De núvens altas penso que não seja possível existir queda de precipitação. No entanto, de núvens médias é possível. *Altoestratus Praecipitatio*.






Clouds Online



> Praecipitatio – falling – cloud whose precipitation reaches the ground


The Weather Outlook



> Altostratus clouds can produce very light precipitation. However, the precipitation may be virga, especially in dry places. They are also at a medium altitude, but they can sometimes bring the altitude lower to produce rain and/or snow due to the weight of the cloud. Once the cloud seems to be lower, the sun can no longer be seen.


Wikipédia



> Precipitation (rain, drizzle, snow, ice pellets, hail, etc.) falling from a cloud and reaching the Earth's surface. This supplementary feature (thus named because precipitation appears as an extension of the cloud) is mostly encountered with *Altostratus*, Nimbostratus, Stratocumulus, Stratus, Cumulus and Cumulonimbus.


Eumetcal


----------



## Chingula (18 Jun 2009 às 17:59)

rozzo disse:


> De nuvens altas é improvável.. Não sei bem um limiar para haver condições de precipitação, deve depender..
> 
> Mas de médias claro..
> Nestes últimos dias tivemos várias ocasiões de precipitação fraca com nuvens cumuliformes, que a base estava a altitude para serem nuvens médias.. O problema é que normalmente em nuvens com precipitação a níveis relativamente altos, a maior parte da precipitação evapora-se antes de chegar cá a baixo, e só vemos "virga" e sinal no radar, mas nem pinga..
> ...



A classificação das nuvens por andares, tem de ter em conta a altura da sua base. Quando, essa altura, é inferior a 2 km estamos perante nuvem baixa, estenda-se ou não pelos outros andares, caso de certos cumulos ou nimbostratos.
Nas situações de instabilidade atmosférica, em massa de ar com características tropicais...por vezes acontece, o ar ser muito seco junto à superfície e o nível de condensação ser relativamente elevado...(a natureza não se compadece com as classificações e normas de entendimento feitas pelo homem...) podem os movimentos verticais (essenciais para a ocorrência de precipitação) na nuvem convectiva, ocorrerem acima dos 2.000 mt de altura e pode a precipitação ser virga (caso se evapore na camada de ar seco que atravessa) ou pode atingir o solo como aguaceiro dependendo, nesse caso, da velocidade de queda da precipitação (função dos movimentos descendentes) e do grau de secura da camada de ar que atravessa.
Cada situação será um caso...é a beleza da Meteorologia.


----------



## Mjhb (18 Jun 2009 às 21:13)

Lousano disse:


> Eu diria que não.



Não sei porquê.

Eu coloquei a dúvida porque não tinha bem a certeza, mas tinha uma ideia que de médias sim, uma vez que ainda hoje tive vários aguaceiro moderados e até fortes, provenientes de nebulosidade média.

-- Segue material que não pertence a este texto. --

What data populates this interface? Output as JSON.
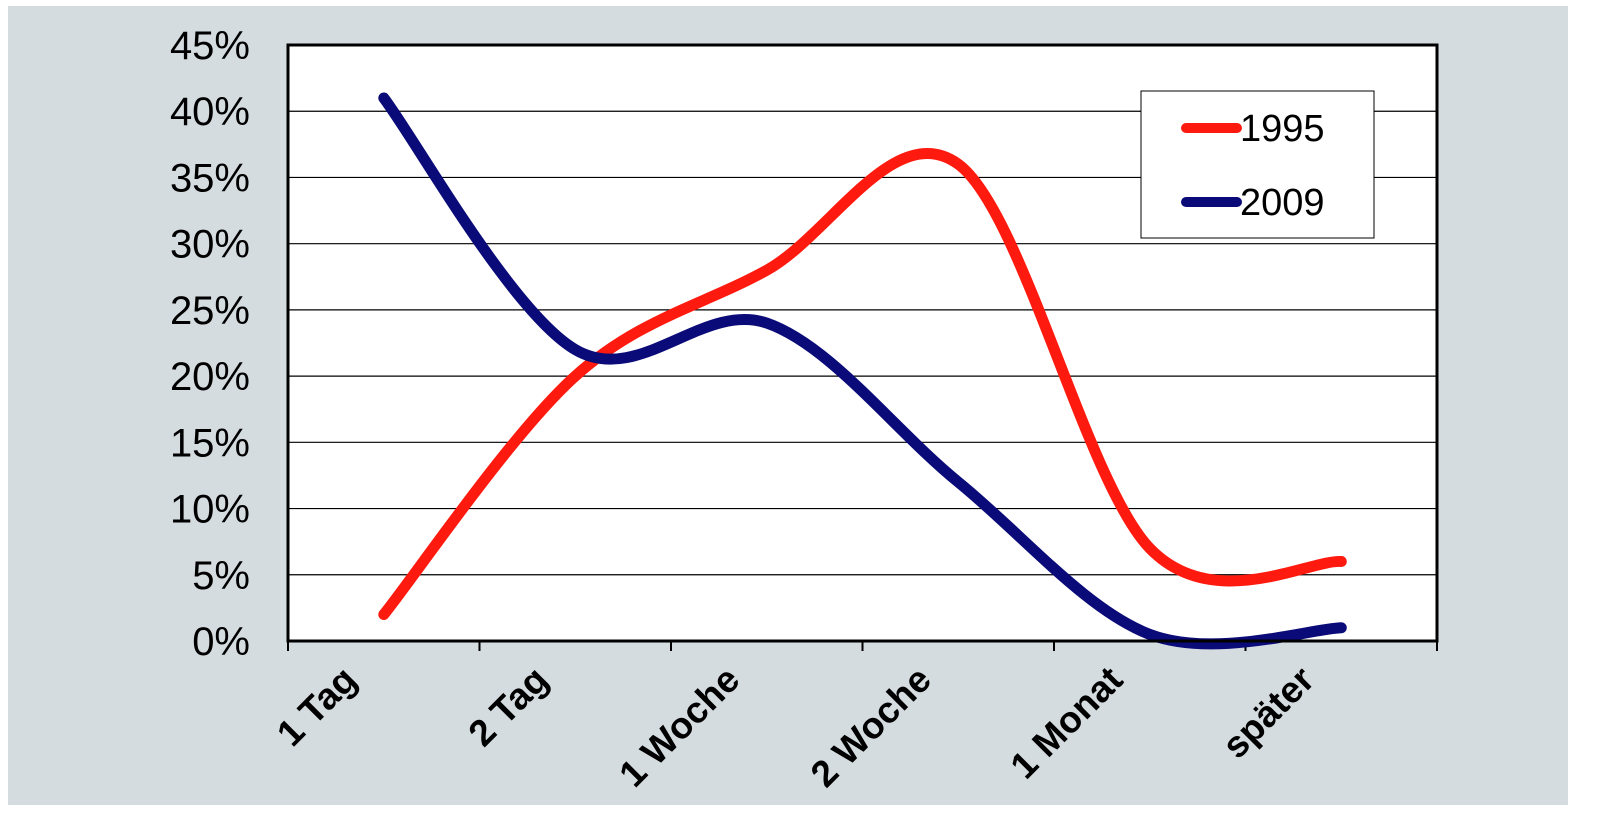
{
  "chart_data": {
    "type": "line",
    "title": "",
    "xlabel": "",
    "ylabel": "",
    "categories": [
      "1 Tag",
      "2 Tag",
      "1 Woche",
      "2 Woche",
      "1 Monat",
      "später"
    ],
    "y_ticks": [
      "0%",
      "5%",
      "10%",
      "15%",
      "20%",
      "25%",
      "30%",
      "35%",
      "40%",
      "45%"
    ],
    "ylim": [
      0,
      45
    ],
    "grid": true,
    "smooth": true,
    "legend_position": "top-right",
    "series": [
      {
        "name": "1995",
        "color": "#ff1a0f",
        "values": [
          2,
          20,
          28,
          36,
          7,
          6
        ]
      },
      {
        "name": "2009",
        "color": "#0a0a78",
        "values": [
          41,
          22,
          24,
          12,
          0.5,
          1
        ]
      }
    ]
  }
}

De altas é que acho mt improvável.
Peço a um administrador que se pronuncie!


----------



## Lousano (19 Jun 2009 às 00:13)

Pedro disse:


> Não sei porquê.
> 
> Eu coloquei a dúvida porque não tinha bem a certeza, mas tinha uma ideia que de médias sim, uma vez que ainda hoje tive vários aguaceiro moderados e até fortes, provenientes de nebulosidade média.
> 
> ...



Foi apenas uma opinião minha.

Mas a tua dúvida já foi esclarecida pelo Gilmet.


----------



## vitamos (19 Jun 2009 às 09:24)

Pedro disse:


> Peço a um administrador que se pronuncie!



Não é necessário quando as respostas dadas pelos restantes membros estão mais que completas e plenamente entendíveis.


----------



## Mjhb (20 Jun 2009 às 15:03)

vitamos disse:


> Não é necessário quando as respostas dadas pelos restantes membros estão mais que completas e plenamente entendíveis.



OK...
Era só para saber a opinião que eles tinham...


----------



## Mjhb (20 Jun 2009 às 21:48)

Quais é que são as nuvens altas e médias?


----------



## Mário Barros (20 Jun 2009 às 22:47)

Pedro disse:


> Quais é que são as nuvens altas e médias?



http://www.inmet.gov.br/html/inform...atlas_nuvens/nuvens_medias/nuvens_medias.html


----------



## Mjhb (22 Jun 2009 às 09:15)

Mário Barros disse:


> http://www.inmet.gov.br/html/inform...atlas_nuvens/nuvens_medias/nuvens_medias.html



OK.Obrigado.

Como se formam as nuvens altas? E as médias?

Até pode ser uma pergunta parva,mas é só para saber...
E pôr aqui este tipo de perguntas e respostas é bom, pois se algum membro tiver dúvidas sobre esta matéria, vem ao tópic e tem toda a informação necessária...


----------